Quando il cibo diventa un nemico

Cibo e Salute

Nei giorni scorsi la Sige (Società Italiana di Gastroenterologia) ha lanciato l’allarme sull’autodiagnosi dell’intolleranza al glutine, o meglio una ‘sensibilità al glutine non celiaca”. Capita, infatti, di avere dei malesseri legati al cibo e di fare l’errore di escludere senza il controllo del medico uno o più alimenti dalla propria dieta. Creando dei veri e propri disastri poiché – come sottolineato dai gastroenterologi della Sige – molti presunti intolleranti “sono in realtà dei veri celiaci e come tali vanno inquadrati e seguiti da uno specialista”.

Ma come si può capire se il cibo è un nostro nemico?
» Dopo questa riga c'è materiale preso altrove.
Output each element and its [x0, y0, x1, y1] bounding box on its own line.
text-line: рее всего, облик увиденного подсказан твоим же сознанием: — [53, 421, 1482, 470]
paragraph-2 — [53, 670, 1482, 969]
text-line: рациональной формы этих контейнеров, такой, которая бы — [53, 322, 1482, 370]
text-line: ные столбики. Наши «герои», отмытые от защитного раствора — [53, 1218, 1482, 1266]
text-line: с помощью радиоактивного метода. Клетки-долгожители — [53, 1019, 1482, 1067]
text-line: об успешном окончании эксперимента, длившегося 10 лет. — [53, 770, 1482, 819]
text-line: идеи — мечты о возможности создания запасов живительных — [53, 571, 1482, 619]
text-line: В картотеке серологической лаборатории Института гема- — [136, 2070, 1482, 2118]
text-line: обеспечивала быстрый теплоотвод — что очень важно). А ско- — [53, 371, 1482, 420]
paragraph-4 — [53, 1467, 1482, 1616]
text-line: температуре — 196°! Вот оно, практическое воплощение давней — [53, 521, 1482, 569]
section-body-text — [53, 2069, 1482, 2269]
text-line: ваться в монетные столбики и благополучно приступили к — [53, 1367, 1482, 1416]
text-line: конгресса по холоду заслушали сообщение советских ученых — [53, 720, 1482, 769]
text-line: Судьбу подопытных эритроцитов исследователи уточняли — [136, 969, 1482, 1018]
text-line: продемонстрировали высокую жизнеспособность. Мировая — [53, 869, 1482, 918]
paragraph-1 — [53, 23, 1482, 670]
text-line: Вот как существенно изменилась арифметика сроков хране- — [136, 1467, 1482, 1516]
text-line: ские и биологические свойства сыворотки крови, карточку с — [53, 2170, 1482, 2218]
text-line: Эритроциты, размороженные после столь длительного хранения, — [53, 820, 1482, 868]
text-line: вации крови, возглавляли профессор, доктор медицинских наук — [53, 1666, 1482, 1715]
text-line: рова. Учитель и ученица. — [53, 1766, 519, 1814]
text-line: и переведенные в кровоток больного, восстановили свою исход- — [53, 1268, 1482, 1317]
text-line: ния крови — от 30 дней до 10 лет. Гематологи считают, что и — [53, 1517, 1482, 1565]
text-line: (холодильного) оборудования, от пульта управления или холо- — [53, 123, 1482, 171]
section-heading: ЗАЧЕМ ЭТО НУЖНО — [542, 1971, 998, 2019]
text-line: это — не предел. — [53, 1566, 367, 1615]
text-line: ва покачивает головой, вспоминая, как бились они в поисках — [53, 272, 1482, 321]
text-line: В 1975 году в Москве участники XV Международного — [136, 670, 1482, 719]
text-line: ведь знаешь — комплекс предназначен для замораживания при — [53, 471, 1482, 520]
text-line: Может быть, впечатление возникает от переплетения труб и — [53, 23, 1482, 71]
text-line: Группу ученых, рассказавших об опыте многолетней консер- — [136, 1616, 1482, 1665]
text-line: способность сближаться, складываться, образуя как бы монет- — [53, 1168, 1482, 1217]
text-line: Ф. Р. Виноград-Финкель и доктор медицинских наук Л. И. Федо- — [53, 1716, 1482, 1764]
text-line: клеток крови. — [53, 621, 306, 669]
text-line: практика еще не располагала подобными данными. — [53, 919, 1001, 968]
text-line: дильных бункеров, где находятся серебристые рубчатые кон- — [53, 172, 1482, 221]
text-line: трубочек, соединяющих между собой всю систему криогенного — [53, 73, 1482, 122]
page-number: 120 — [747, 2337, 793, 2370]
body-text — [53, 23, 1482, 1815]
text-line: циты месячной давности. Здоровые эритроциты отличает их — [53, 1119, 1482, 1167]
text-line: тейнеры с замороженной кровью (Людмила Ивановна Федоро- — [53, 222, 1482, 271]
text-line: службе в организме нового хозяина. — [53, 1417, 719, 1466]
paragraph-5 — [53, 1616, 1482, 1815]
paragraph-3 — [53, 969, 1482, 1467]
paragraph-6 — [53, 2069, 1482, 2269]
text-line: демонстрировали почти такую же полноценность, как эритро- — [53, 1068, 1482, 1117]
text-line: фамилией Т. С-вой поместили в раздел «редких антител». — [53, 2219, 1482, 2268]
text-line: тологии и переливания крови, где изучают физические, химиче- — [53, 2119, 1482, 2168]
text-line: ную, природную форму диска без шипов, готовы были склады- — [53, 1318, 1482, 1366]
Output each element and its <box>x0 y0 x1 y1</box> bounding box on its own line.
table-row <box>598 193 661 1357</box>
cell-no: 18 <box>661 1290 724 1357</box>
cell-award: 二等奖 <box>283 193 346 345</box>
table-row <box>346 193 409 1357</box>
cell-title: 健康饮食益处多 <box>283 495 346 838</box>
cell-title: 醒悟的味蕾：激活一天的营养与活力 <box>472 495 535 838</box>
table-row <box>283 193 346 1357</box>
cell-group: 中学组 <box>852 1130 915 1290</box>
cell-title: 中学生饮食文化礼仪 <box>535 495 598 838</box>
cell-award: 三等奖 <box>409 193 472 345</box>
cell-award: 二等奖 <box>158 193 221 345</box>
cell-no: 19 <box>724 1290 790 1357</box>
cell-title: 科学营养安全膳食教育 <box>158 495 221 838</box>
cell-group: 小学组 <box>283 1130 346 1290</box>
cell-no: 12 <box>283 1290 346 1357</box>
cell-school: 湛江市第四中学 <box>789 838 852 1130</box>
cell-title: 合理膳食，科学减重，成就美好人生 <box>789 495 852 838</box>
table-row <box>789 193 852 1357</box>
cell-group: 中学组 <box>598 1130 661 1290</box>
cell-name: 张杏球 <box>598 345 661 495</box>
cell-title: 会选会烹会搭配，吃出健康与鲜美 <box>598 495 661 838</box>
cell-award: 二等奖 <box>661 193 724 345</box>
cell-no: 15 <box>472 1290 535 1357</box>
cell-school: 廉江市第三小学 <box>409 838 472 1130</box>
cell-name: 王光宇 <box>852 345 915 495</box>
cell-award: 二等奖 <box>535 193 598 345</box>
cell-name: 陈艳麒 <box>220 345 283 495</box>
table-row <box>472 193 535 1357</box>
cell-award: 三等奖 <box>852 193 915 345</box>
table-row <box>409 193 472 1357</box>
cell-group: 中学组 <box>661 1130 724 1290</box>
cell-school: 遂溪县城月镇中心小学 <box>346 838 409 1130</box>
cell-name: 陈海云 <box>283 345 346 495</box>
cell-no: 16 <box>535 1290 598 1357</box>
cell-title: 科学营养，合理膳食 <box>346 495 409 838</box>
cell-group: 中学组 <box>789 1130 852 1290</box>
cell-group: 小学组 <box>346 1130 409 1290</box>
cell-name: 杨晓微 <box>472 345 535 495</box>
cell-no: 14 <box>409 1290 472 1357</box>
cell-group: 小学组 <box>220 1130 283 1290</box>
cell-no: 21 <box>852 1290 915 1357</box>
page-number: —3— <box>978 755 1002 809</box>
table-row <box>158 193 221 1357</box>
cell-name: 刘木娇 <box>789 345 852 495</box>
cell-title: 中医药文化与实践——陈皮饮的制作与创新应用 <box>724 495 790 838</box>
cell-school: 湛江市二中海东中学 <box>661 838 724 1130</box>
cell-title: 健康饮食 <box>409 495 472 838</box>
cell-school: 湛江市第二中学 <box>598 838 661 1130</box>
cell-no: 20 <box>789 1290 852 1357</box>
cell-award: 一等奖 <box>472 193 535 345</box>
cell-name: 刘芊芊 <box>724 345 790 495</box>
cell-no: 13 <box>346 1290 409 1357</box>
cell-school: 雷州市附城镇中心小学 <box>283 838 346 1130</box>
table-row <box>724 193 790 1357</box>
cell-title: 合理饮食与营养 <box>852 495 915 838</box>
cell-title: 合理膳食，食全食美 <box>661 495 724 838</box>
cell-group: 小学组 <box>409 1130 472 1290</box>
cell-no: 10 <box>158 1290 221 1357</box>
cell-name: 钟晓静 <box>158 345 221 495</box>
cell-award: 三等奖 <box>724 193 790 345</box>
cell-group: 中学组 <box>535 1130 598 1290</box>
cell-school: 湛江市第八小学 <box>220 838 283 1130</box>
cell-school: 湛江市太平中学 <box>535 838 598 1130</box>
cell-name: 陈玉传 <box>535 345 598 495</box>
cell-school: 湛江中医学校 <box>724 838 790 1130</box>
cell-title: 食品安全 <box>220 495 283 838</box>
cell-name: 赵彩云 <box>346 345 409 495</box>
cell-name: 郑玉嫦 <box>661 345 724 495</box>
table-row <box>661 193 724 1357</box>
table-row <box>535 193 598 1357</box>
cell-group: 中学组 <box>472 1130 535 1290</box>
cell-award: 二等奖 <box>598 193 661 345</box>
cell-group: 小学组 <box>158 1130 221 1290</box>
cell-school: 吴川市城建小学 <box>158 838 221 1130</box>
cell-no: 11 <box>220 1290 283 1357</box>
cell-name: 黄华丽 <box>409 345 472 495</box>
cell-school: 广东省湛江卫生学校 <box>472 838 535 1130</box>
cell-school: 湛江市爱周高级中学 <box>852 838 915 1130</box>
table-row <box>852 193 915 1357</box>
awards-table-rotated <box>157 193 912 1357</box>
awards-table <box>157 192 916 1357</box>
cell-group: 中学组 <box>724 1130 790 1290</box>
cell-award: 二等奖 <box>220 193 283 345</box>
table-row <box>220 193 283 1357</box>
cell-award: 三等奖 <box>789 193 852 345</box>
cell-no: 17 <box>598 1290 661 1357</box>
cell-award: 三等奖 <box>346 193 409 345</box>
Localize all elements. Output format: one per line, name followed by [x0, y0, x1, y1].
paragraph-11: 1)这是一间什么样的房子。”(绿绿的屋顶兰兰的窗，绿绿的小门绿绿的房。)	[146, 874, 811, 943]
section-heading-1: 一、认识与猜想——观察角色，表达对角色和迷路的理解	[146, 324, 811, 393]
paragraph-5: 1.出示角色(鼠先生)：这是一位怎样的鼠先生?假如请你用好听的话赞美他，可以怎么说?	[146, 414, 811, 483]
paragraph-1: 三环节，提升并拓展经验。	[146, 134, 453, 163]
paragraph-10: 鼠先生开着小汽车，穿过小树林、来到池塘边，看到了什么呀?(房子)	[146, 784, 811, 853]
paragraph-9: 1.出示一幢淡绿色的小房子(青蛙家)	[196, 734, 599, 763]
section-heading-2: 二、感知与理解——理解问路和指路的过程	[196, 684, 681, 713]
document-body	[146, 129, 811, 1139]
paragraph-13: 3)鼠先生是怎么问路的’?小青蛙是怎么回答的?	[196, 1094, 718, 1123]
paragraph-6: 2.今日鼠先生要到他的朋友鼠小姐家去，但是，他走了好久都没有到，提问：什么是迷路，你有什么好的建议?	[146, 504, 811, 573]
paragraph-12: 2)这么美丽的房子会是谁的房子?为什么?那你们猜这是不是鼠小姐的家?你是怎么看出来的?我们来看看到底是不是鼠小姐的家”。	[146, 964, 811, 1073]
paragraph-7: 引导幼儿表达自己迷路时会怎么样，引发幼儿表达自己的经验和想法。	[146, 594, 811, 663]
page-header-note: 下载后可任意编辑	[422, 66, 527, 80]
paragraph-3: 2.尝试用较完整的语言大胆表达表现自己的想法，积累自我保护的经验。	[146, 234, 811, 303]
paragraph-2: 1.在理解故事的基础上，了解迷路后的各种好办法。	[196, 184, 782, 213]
Lo abbiamo chiesto alla dottoressa Daniela Maggio, biologo nutrizionista e specialista in Scienza dell’Alimentazione presso l’A.O. Ospedali Riuniti Villa Sofia-Cervello di Palermo.

Daniela Maggio

Quali sono sintomi spia della presenza di una intolleranza alimentare?

“I sintomi sono estremamente variabili e sono:

  • astenia persistente
  • alitosi
  • meteorismo
  • pirosi gastrica
  • vertigini
  • aerofagia
  • palpitazioni
  • ipersudorazione
  • nausea
  • edemi ricorrenti
  • alternanza di peso
  • crampi arti inferiori
  • prurito
  • afte orali alitosi
  • torpore mentale
  • arsura”.

Esistono dei metodi diagnostici per evidenziare le intolleranze?

 “Ci sono dei metodi non convenzionali – risponde la nutrizionista – e sono le indagini in vivo, ovvero:

  • test muscolare chinesiologico
  • dria test
  • test di provocazione sublinguale
  • test di coca
  • test elettrodiagnostici (vega mora voll).

Ma sono metodi non accreditati dal punto di vista scientifico. Un metodo scientificamente accreditato è il Cytotest (test di leucocitotossicicità) che è un’indagine in vitro.

Si tratta di un test citotossico per la diagnosi delle intolleranze alimentari in cui il siero del paziente viene messo a contatto con allergeni alimentari liofilizzati. Dopo un periodo di incubazione i leucociti sono osservati al microscopio per le modifiche cellulari a contatto della sostanza in esame”.

Per accertare il tipo di intolleranza ci sono delle strategie alimentari da attuare?

“Uno dei metodi più semplici è la dieta a rotazione, che permette di evidenziare le eventuali intolleranze alimentari con buona precisione. Fu ideata da uno dei “padri” dell’ecologia clinica, Albert ROWE, agli inizi degli anni ’30 e consiste nell’assumere cibi specifici diversi ogni 4-5 giorni. Il ciclo si ripete per due o tre volte. Tramite la dieta a rotazione, si intende diluire nel tempo l’eventuale assunzione dell’alimento responsabile di una determinata patologia, o, meglio, eliminarlo attraverso l’astinenza. Va eseguita in modo molto scrupoloso, e necessita della completa collaborazione del paziente, che deve attenersi strettamente allo schema consigliato.

Negli ultimi anni poi, l’incremento delle indagini di biologia molecolare e precisamente la mappatura del Dna ha permesso di fare notevoli progressi nel campo dell’alimentazione e da questi studi è emersa la possibilità di percorrere una strada più precisa per l’individuazione delle intolleranze: la nutrigenetica”.

Cosa è la Nutrigenetica?

“È lo studio di come la variazione genetica nei geni individuali influenza la risposta di un individuo a particolari nutrienti e tossine nella dieta. Ma è importante sottolineare che non è una diagnosi né una prognosi della malattia, ma può aiutarci ad individuare la presenza di un rischio relativo o la probabilità relativa delle malattie complesse come il diabete di tipo 2 e le sindromi cardiovascolari”.

Si può conoscere il proprio metabolismo mediante l’analisi del Dna?

“Sì, possiamo conoscerlo dal punto di vista genetico e si può quindi stabilire un regime dietetico altamente personalizzato da utilizzare a scopo preventivo per tutta la vita. Si può conoscere la predisposizione a:

  • diabete
  • ipertensione
  • ipercolesterolemia
  • celiachia
  • intolleranza genetica al lattosio
  • malattie cardiovascolari
  • Alzheimer
  • depressione

Questi studi sempre più sofisticati ci consentono di individuare con sempre maggiore precisione la presenza di intolleranze alimentari ma non dimenticandoci che ogni individuo nella sua complessità ha una risposta diversa all’assunzione dei cibi. È importante, dunque, stilare un diario alimentare dettagliato da sottoporre allo specialista, in modo che questi possa collegare l’insorgenza dei sintomi all’assunzione di alimenti potenzialmente tossici per la persona”.